I think writer’s groups, like cities and people, have personalities. Now I’d hate to give one up because I genuinely like them both.
26 October 2005 | author2author |
Author2Author: Chelsea Cain & Susan Kandel
I was so glad when, after I introduced Chelsea Cain and Susan Kandel to each other and arranged for each to receive a copy of the other’s novel, their reactions were so positive. Chelsea had this to say about Susan’s Not a Girl Detective, in which amateur sleuth Cece Caruso solves a murder intimately connected to the Nancy Drew ouevre: “I loved your book. You have a such a great voice, somehow light-hearted and wicked at the same time.” And Susan told Chelsea that her Nancy Drew parody, Confessions of a Teen Sleuth, “was a hoot. I read it in the offices of Dr. Weintraub, orthodontist extraordinaire, waiting for my eleven-year-old daughter to have her braces removed. Within the hour, I had a seventeen year old and her mom enthralled with my explanation that Bess wasn’t really fat, that Nancy’s mom was actually alive, and that Frank Hardy–well, I don’t really want to go there…”
Chelsea Cain: I suppose that we should start with the obvious: Nancy.
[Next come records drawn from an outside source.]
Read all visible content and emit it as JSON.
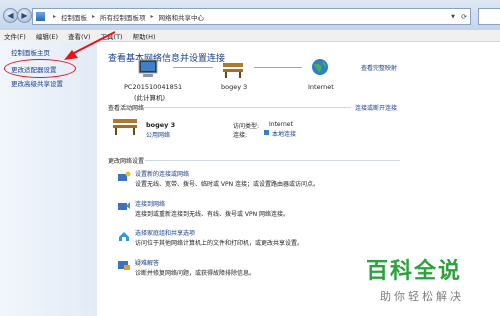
{
  "address_bar": {
    "crumbs": [
      "控制面板",
      "所有控制面板项",
      "网络和共享中心"
    ]
  },
  "menu": [
    "文件(F)",
    "编辑(E)",
    "查看(V)",
    "工具(T)",
    "帮助(H)"
  ],
  "sidebar": {
    "items": [
      "控制面板主页",
      "更改适配器设置",
      "更改高级共享设置"
    ]
  },
  "main": {
    "heading": "查看基本网络信息并设置连接",
    "view_full_map": "查看完整映射",
    "computer_name": "PC201510041851",
    "computer_sub": "(此计算机)",
    "network_name": "bogey 3",
    "internet": "Internet",
    "active_title": "查看活动网络",
    "connect_disconnect": "连接或断开连接",
    "active_network": "bogey 3",
    "network_type": "公用网络",
    "access_type_label": "访问类型:",
    "access_type_value": "Internet",
    "connection_label": "连接:",
    "connection_value": "本地连接",
    "change_title": "更改网络设置",
    "tasks": [
      {
        "link": "设置新的连接或网络",
        "desc": "设置无线、宽带、拨号、临时或 VPN 连接；或设置路由器或访问点。"
      },
      {
        "link": "连接到网络",
        "desc": "连接到或重新连接到无线、有线、拨号或 VPN 网络连接。"
      },
      {
        "link": "选择家庭组和共享选项",
        "desc": "访问位于其他网络计算机上的文件和打印机，或更改共享设置。"
      },
      {
        "link": "疑难解答",
        "desc": "诊断并修复网络问题，或获得故障排除信息。"
      }
    ]
  },
  "watermark": {
    "brand": "百科全说",
    "tagline": "助你轻松解决"
  }
}
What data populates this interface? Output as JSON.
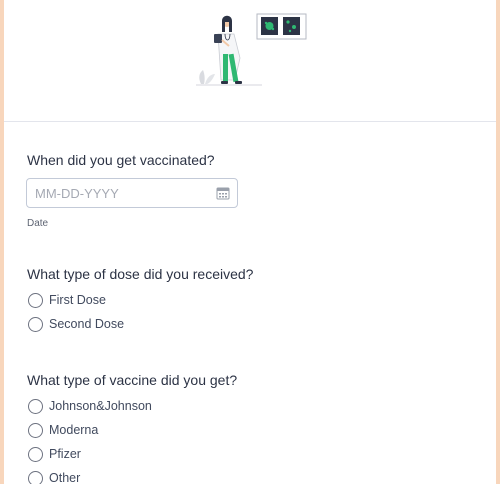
{
  "hero": {
    "illustration_icon": "doctor-with-clipboard-illustration",
    "accent_color": "#2fb872"
  },
  "form": {
    "q1": {
      "label": "When did you get vaccinated?",
      "date_placeholder": "MM-DD-YYYY",
      "date_value": "",
      "sublabel": "Date",
      "icon": "calendar-icon"
    },
    "q2": {
      "label": "What type of dose did you received?",
      "options": [
        "First Dose",
        "Second Dose"
      ]
    },
    "q3": {
      "label": "What type of vaccine did you get?",
      "options": [
        "Johnson&Johnson",
        "Moderna",
        "Pfizer",
        "Other"
      ]
    }
  },
  "colors": {
    "page_background": "#f8d6bc",
    "card_background": "#ffffff",
    "text": "#2c3345",
    "input_border": "#c3cad8"
  }
}
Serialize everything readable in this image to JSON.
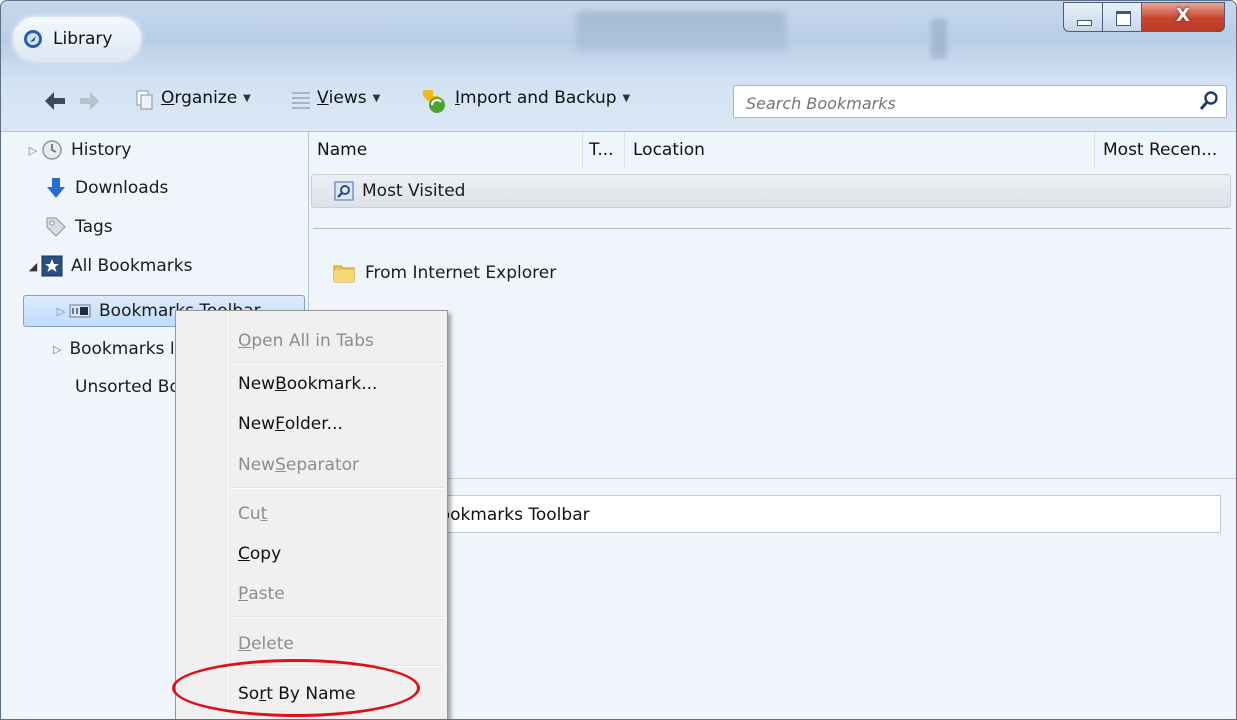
{
  "window": {
    "title": "Library",
    "controls": {
      "minimize": "minimize",
      "maximize": "maximize",
      "close": "X"
    }
  },
  "toolbar": {
    "organize": {
      "pre": "",
      "key": "O",
      "post": "rganize"
    },
    "views": {
      "pre": "",
      "key": "V",
      "post": "iews"
    },
    "import_backup": {
      "pre": "",
      "key": "I",
      "post": "mport and Backup"
    },
    "search_placeholder": "Search Bookmarks"
  },
  "sidebar": {
    "items": [
      {
        "label": "History"
      },
      {
        "label": "Downloads"
      },
      {
        "label": "Tags"
      },
      {
        "label": "All Bookmarks"
      },
      {
        "label": "Bookmarks Toolbar",
        "selected": true
      },
      {
        "label": "Bookmarks Menu"
      },
      {
        "label": "Unsorted Bookmarks"
      }
    ]
  },
  "columns": {
    "name": "Name",
    "tags": "T...",
    "location": "Location",
    "most_recent": "Most Recen..."
  },
  "rows": [
    {
      "name": "Most Visited"
    },
    {
      "name": "From Internet Explorer"
    }
  ],
  "details": {
    "name_value": "Bookmarks Toolbar"
  },
  "context_menu": {
    "open_all": {
      "pre": "",
      "key": "O",
      "post": "pen All in Tabs"
    },
    "new_bookmark": {
      "pre": "New ",
      "key": "B",
      "post": "ookmark..."
    },
    "new_folder": {
      "pre": "New ",
      "key": "F",
      "post": "older..."
    },
    "new_separator": {
      "pre": "New ",
      "key": "S",
      "post": "eparator"
    },
    "cut": {
      "pre": "Cu",
      "key": "t",
      "post": ""
    },
    "copy": {
      "pre": "",
      "key": "C",
      "post": "opy"
    },
    "paste": {
      "pre": "",
      "key": "P",
      "post": "aste"
    },
    "delete": {
      "pre": "",
      "key": "D",
      "post": "elete"
    },
    "sort_by_name": {
      "pre": "So",
      "key": "r",
      "post": "t By Name"
    }
  },
  "colors": {
    "highlight": "#e01018",
    "selection": "#c1dcfc"
  }
}
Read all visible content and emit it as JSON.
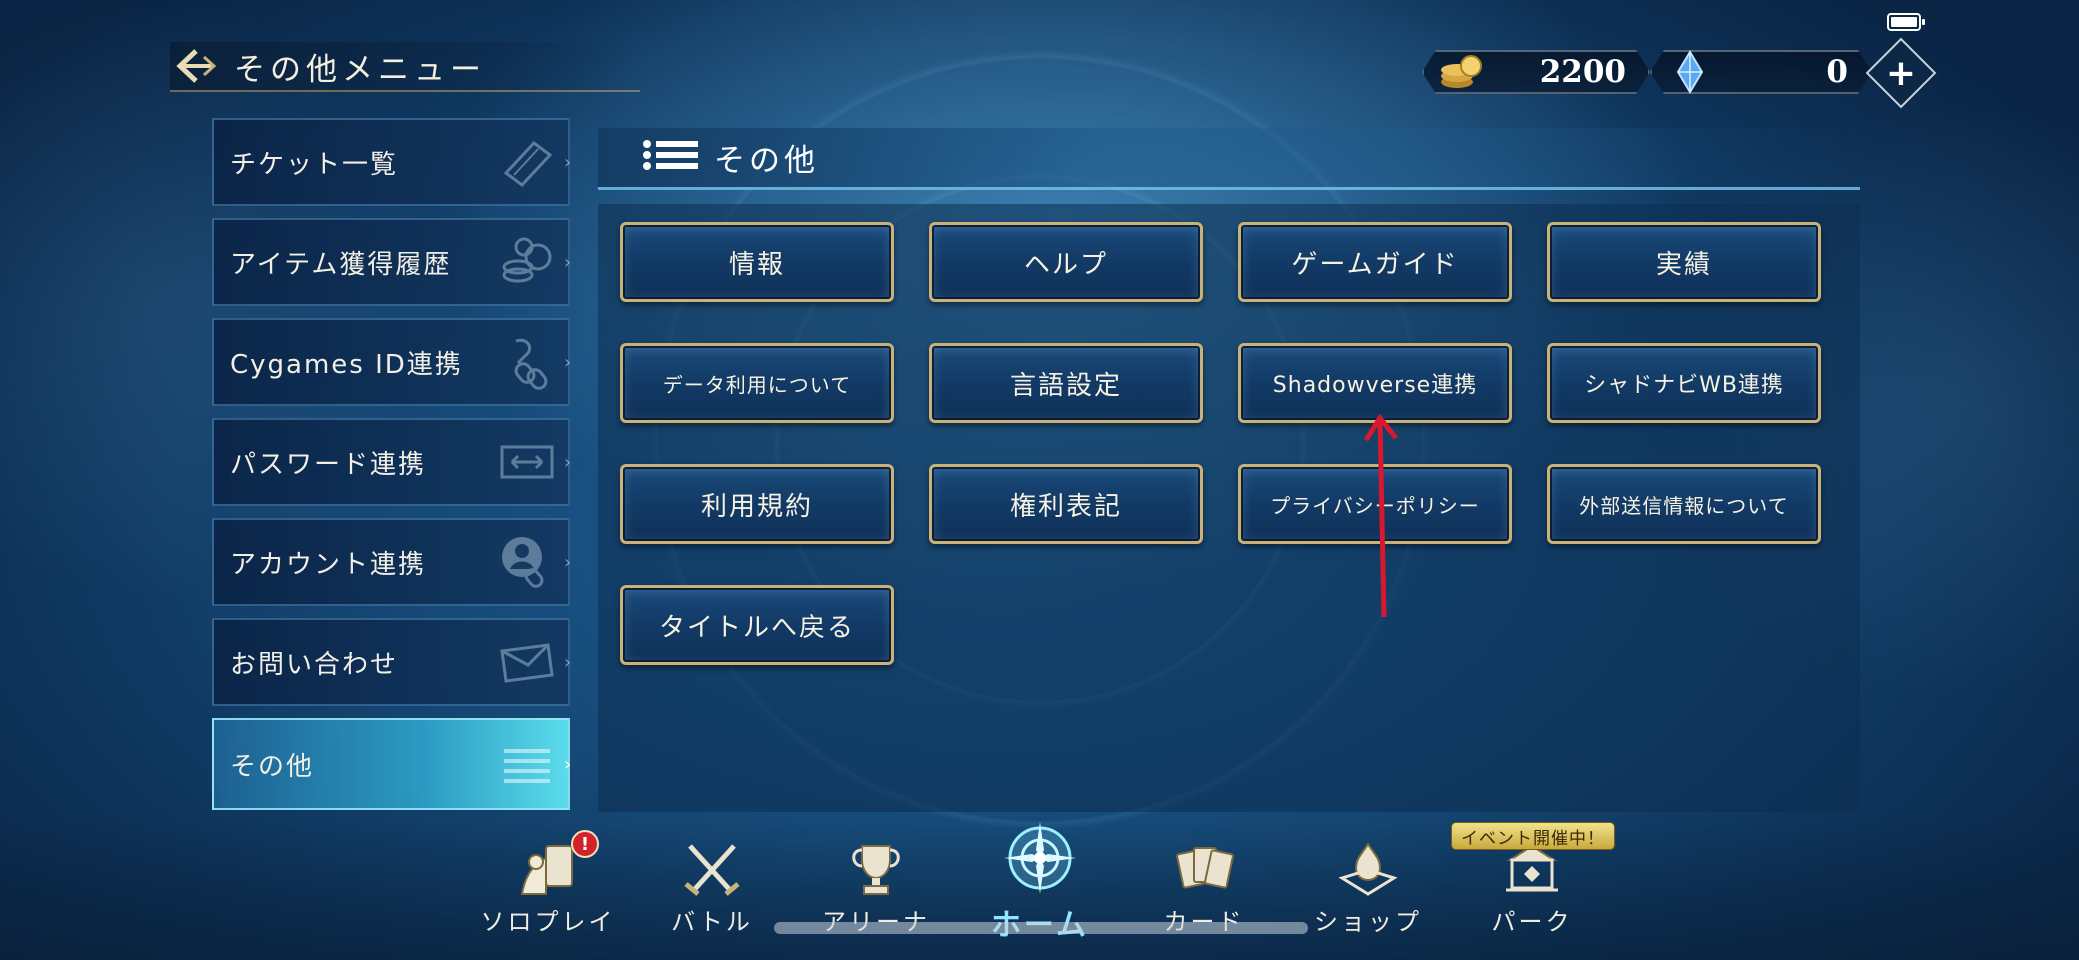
{
  "header": {
    "title": "その他メニュー"
  },
  "currency": {
    "gold": "2200",
    "crystal": "0"
  },
  "sidebar": {
    "items": [
      {
        "label": "チケット一覧",
        "icon": "ticket-icon"
      },
      {
        "label": "アイテム獲得履歴",
        "icon": "coins-icon"
      },
      {
        "label": "Cygames ID連携",
        "icon": "chain-link-icon"
      },
      {
        "label": "パスワード連携",
        "icon": "transfer-icon"
      },
      {
        "label": "アカウント連携",
        "icon": "account-link-icon"
      },
      {
        "label": "お問い合わせ",
        "icon": "mail-icon"
      },
      {
        "label": "その他",
        "icon": "menu-lines-icon",
        "active": true
      }
    ]
  },
  "section": {
    "title": "その他"
  },
  "buttons": [
    {
      "label": "情報"
    },
    {
      "label": "ヘルプ"
    },
    {
      "label": "ゲームガイド"
    },
    {
      "label": "実績"
    },
    {
      "label": "データ利用について"
    },
    {
      "label": "言語設定"
    },
    {
      "label": "Shadowverse連携"
    },
    {
      "label": "シャドナビWB連携"
    },
    {
      "label": "利用規約"
    },
    {
      "label": "権利表記"
    },
    {
      "label": "プライバシーポリシー"
    },
    {
      "label": "外部送信情報について"
    },
    {
      "label": "タイトルへ戻る"
    }
  ],
  "bottom_nav": {
    "items": [
      {
        "label": "ソロプレイ",
        "icon": "solo-play-icon",
        "alert": "!"
      },
      {
        "label": "バトル",
        "icon": "crossed-swords-icon"
      },
      {
        "label": "アリーナ",
        "icon": "trophy-icon"
      },
      {
        "label": "ホーム",
        "icon": "home-emblem-icon",
        "active": true
      },
      {
        "label": "カード",
        "icon": "cards-icon"
      },
      {
        "label": "ショップ",
        "icon": "shop-icon"
      },
      {
        "label": "パーク",
        "icon": "park-icon"
      }
    ],
    "event_tag": "イベント開催中！"
  },
  "colors": {
    "accent_gold": "#c8b27a",
    "annotation_arrow": "#d8182f",
    "active_cyan": "#8fe6ff"
  }
}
I had such a great time re-reading ND books when I was researching for Confessions, and I was amazed at how I had merely to stack a few of the series on a table in a public place and streams of women would materialize all wanting to share memories of the titian-haired detective. (Okay, sometimes it was kind of annoying.) I’m going to go out on a limb and guess that you read a few ND books as a kid? What role (if any) did those books play in your life as a reader/writer? What was your favorite ND book? And what was it like to revisit the books in preparation for Not a Girl Detective?
Susan Kandel: I never read a Nancy Drew book growing up. It feels good to get that off my chest. I came to Nancy Drew through my de-braced daughter. When she was in first grade, we used to sit in the park after school and I’d read her the books, one after another. By the time she was in second grade, Kyra, her little sister, Maud, who’d clamored to join us, and I were all really into the latent humor. We especially liked the names of the crooks. Our favorite was Benny “The Slippery One” Caputi. We somehow conflated him with Thomas O’Malley, Alley Cat, from The Aristocats, but that’s another story.
Nancy was always exempt from our jokes. She is the alpha girl every zeta girl wants to be: confident, unflappable, unstoppable, loyal, smart, good. She should make you want to puke, but she doesn’t because she makes no pretense of being human: she’s a phantasmatic suburban superheroine who can eat pudding twice daily and still turn a mean cartwheel when needed. It’s sci-fi for girls. What could be better? My personal favorite is Lilac Inn: it is the classic book, I think. My girls prefer The Double Jinx Mystery, which (sorry) goes for baroque.